Jan-Wagner. Bild: Alberto Novelli, Villa Massimo.

Jan-Wagner. Bild: Alberto Novelli, Villa Massimo.

Zum Inhalt:
Es ist Gold, das seit Anbeginn der Dinge ruhte, aber nicht schlief, das nur darauf wartete, gefunden zu werden. Und so rast das Gerücht des Goldes von Dorf zu Stadt, bis die Fabriken und die Büros verstummt sind und nur noch die Schaufeln hunderttausender von Glückssuchern zu hören sind. „Gold“ ist ein lyrisches Stimmenspiel von Jan Wagner, in dem sie alle zu Wort und Gesang kommen: Die Herumtreiber und die Händler, die Schürfer und die Gräber, die Liebenden und Missionare, die Säufer und Spieler, all jene, die mit nichts als ein bisschen Hoffnung in der Tasche ihr altes Dasein für immer hinter sich ließen. Eine Revue zum Rausch, in der die Lebenden und auch die längst vergessenen Toten, verscharrt in der Erde, ein letztes Mal reden dürfen. „Gold. Revue“ ist eine poetische Szenenfolge, ergänzt und gespiegelt von einer Originalmusik des Komponisten Sven-Ingo Koch.

Jurybegründung:
Die katastrophal magnetische Wucht eines Goldrauschs, erzählt in einem großen Bogen von der Entstehung des Metalls bis zur sozialen und körperlichen Zerstörung seiner Follower durch ihre Gier: Unter den Händen des Lyrikers Jan Wagner, des Komponisten Sven-Ingo Koch und des Regisseurs Leonhard Koppelmann entsteht mit „Gold. Revue“ ein vielfacettiges „Lied von der Erde“, das in der sprachlichen Verdichtung anschaulich, wissensgesättigt und klug ist, dass die generischen Anklänge eines Westerns hören lässt und gleichzeitig politisch nachklingt. Unaufdringlich werden Dynamiken von Macht, Versprechen, Ausbeutung ausgesprochen. Und wenn das Stück in seiner Form verblüffen mag, so löst es doch auch die Überzeugung Hannah Arendts ein, dass dichterisches Denken Grundlage aller gesellschaftlichen Erkenntnis sei. Der rhythmische Strom aus Stimmen, Worten, Geräuschen und Tönen verschmelzt in diesem Hörstück mühelos Evolutionsgeschichte mit Mentalitäts- und Gesellschaftsgeschichte und zeigt – interesselos wie das Gold selbst – dessen Beglückungs- und Verwüstungspotential. Verbunden werden die einzelnen Tonvignetten durch Zeilensprünge, die nicht selten subtil komisch verspielt mit einer gleichlautenden Wortsinnverdrehung arbeiten. Im Wechsel von scharfen poetischen Einzelbildern, mentalen Portraitfragmenten und weiten Landschaftspanoramen wird dieses Hörspiel zu einem vielschichtigen, konzentrierten Denk- und Erlebnisraum.
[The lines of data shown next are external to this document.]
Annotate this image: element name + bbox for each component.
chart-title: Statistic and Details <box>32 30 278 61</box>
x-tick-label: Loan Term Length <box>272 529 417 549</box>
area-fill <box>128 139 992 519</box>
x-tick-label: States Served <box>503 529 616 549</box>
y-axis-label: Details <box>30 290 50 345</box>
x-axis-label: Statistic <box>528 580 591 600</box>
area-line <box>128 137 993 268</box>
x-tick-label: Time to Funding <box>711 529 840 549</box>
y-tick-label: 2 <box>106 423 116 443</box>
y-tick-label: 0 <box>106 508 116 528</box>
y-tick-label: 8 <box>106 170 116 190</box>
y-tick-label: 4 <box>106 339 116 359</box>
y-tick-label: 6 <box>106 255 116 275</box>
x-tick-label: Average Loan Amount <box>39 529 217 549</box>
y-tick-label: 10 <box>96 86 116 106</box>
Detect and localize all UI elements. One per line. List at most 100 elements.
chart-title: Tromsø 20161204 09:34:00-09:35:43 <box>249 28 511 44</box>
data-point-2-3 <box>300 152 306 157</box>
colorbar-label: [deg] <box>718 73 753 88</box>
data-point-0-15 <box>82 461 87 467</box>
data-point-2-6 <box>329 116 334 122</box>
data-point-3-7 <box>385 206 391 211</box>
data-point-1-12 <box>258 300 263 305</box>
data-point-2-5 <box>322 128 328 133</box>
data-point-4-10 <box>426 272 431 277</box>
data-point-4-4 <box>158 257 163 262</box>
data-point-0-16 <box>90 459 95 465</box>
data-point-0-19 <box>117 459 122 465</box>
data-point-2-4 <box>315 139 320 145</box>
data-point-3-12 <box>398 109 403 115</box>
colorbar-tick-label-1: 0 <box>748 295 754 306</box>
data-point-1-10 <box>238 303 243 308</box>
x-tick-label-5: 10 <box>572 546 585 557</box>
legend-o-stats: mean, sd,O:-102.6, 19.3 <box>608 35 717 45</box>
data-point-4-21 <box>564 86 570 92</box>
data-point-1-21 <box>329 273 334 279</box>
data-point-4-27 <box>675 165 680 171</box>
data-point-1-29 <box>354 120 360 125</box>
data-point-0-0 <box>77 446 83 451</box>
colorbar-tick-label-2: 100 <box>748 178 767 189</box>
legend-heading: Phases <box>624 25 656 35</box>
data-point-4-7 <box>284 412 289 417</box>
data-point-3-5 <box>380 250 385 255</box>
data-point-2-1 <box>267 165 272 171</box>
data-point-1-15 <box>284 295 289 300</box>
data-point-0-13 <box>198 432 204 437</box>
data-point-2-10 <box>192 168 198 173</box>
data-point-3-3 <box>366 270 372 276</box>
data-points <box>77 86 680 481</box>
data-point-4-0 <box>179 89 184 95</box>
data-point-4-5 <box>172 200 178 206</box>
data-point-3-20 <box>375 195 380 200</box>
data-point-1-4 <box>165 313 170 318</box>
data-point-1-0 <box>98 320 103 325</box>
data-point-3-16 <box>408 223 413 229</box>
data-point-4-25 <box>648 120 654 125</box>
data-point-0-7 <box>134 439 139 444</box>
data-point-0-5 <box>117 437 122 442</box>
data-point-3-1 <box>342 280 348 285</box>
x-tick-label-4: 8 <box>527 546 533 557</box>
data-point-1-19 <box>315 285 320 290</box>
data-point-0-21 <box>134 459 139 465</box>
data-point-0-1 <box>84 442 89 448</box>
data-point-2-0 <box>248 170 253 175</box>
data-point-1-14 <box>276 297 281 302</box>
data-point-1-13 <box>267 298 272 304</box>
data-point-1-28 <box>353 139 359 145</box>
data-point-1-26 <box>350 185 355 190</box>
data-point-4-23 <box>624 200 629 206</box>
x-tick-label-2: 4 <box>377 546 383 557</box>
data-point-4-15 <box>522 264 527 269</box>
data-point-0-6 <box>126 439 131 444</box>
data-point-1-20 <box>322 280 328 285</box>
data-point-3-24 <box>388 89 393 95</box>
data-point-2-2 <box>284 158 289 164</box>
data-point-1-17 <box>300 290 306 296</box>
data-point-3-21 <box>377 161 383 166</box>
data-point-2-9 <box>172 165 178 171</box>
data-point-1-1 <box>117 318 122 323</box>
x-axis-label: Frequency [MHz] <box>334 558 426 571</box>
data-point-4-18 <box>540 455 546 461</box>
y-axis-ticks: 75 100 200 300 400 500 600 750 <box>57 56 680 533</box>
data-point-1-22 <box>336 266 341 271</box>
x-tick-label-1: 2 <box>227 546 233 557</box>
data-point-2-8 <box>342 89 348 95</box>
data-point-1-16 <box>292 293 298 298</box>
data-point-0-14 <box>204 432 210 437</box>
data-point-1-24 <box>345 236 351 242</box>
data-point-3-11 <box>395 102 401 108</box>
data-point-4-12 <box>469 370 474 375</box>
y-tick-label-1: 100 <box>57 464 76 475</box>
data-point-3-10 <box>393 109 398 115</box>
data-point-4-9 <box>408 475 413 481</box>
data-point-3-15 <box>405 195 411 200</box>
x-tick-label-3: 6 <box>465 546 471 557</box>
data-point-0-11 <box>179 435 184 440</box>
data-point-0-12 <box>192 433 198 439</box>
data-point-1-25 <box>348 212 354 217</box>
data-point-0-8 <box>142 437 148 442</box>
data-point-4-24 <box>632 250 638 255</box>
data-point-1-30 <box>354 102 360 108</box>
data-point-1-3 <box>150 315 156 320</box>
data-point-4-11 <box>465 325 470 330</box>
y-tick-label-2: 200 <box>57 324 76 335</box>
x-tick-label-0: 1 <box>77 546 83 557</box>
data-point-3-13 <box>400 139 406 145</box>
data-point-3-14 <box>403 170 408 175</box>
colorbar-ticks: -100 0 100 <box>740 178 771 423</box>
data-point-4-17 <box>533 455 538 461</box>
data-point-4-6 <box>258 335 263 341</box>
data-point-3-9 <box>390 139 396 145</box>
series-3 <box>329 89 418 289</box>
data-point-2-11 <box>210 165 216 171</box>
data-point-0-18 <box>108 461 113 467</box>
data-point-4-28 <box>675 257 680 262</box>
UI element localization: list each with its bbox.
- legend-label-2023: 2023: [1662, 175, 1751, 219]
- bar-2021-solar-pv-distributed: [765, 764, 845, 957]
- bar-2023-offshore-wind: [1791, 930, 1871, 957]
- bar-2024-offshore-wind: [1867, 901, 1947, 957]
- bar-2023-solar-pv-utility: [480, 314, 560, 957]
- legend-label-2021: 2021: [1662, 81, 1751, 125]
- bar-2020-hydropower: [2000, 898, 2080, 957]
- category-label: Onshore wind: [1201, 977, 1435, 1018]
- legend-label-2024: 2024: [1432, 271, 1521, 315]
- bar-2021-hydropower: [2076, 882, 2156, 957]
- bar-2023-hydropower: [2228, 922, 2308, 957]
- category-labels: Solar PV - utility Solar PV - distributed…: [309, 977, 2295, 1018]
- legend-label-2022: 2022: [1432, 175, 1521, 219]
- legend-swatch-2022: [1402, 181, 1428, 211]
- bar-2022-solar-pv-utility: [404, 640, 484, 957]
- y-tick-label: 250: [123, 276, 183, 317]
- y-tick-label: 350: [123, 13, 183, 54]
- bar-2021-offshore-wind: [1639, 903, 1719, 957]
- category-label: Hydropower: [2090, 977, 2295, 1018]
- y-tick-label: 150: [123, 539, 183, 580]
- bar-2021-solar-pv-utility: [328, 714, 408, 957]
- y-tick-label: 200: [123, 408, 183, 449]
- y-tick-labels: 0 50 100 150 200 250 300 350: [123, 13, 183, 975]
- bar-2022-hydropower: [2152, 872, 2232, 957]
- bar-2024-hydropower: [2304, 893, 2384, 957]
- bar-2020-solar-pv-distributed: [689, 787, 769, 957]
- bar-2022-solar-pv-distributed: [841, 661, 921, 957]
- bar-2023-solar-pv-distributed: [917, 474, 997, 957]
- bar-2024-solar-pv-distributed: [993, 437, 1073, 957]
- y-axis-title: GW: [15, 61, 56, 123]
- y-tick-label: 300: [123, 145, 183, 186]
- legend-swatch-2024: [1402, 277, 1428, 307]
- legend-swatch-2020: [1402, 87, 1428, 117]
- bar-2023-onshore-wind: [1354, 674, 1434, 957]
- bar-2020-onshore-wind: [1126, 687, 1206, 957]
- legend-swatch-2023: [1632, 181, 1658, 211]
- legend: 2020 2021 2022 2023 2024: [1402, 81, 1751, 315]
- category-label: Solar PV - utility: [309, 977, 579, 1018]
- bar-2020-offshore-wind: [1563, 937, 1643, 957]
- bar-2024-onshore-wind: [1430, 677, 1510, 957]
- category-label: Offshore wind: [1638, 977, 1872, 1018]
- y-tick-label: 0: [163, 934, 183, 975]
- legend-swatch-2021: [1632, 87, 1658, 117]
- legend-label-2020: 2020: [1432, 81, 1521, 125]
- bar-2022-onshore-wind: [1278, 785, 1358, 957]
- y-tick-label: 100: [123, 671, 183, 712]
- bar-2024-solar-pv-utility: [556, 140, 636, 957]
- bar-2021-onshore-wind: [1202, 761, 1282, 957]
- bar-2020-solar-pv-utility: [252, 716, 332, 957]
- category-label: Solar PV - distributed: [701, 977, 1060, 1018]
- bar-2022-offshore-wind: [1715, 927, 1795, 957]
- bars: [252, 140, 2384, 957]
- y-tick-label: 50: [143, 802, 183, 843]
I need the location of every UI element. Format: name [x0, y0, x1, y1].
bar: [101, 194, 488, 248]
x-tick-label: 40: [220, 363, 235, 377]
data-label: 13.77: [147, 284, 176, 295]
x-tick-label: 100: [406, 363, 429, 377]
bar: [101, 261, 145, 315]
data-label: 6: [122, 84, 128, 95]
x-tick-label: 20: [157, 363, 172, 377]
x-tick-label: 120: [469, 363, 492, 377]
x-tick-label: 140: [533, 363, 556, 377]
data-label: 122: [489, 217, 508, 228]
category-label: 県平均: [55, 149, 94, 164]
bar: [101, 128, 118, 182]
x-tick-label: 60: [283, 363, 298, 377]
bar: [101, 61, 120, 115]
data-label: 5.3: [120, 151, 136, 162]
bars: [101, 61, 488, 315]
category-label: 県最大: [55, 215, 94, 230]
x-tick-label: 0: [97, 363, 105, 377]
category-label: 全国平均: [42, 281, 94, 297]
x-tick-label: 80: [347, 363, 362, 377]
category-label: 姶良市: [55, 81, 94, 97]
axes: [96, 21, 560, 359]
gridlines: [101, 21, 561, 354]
Die Jury des 67. Hörspielpreises der Kriegsblinden:

Blinde Juroren: Paul Baumgartner, Joachim Günzel, Hans-Dieter Hain, Dietrich Plückhahn, Thade Rosenfeldt, Siegfried Saerberg, Christa Schmidt
Fachkritiker: Gaby Hartel (Kulturwissenschaftlerin, Vorsitzende der Jury), David Denk (Autor, Journalist, Süddeutsche Zeitung), , Thomas Irmer (Freier Journalist u.a. Theater der Zeit), Eva-Maria Lenz (Freie Journalistin, FAZ, epd), Doris Plöschberger (Suhrkamp Verlag), Diemut Roether (epd medien), Isabel Zürcher (Kritikerin, Lektorin und Publizistin), Jenni Zylka (Journalistin, Autorin und Moderatorin)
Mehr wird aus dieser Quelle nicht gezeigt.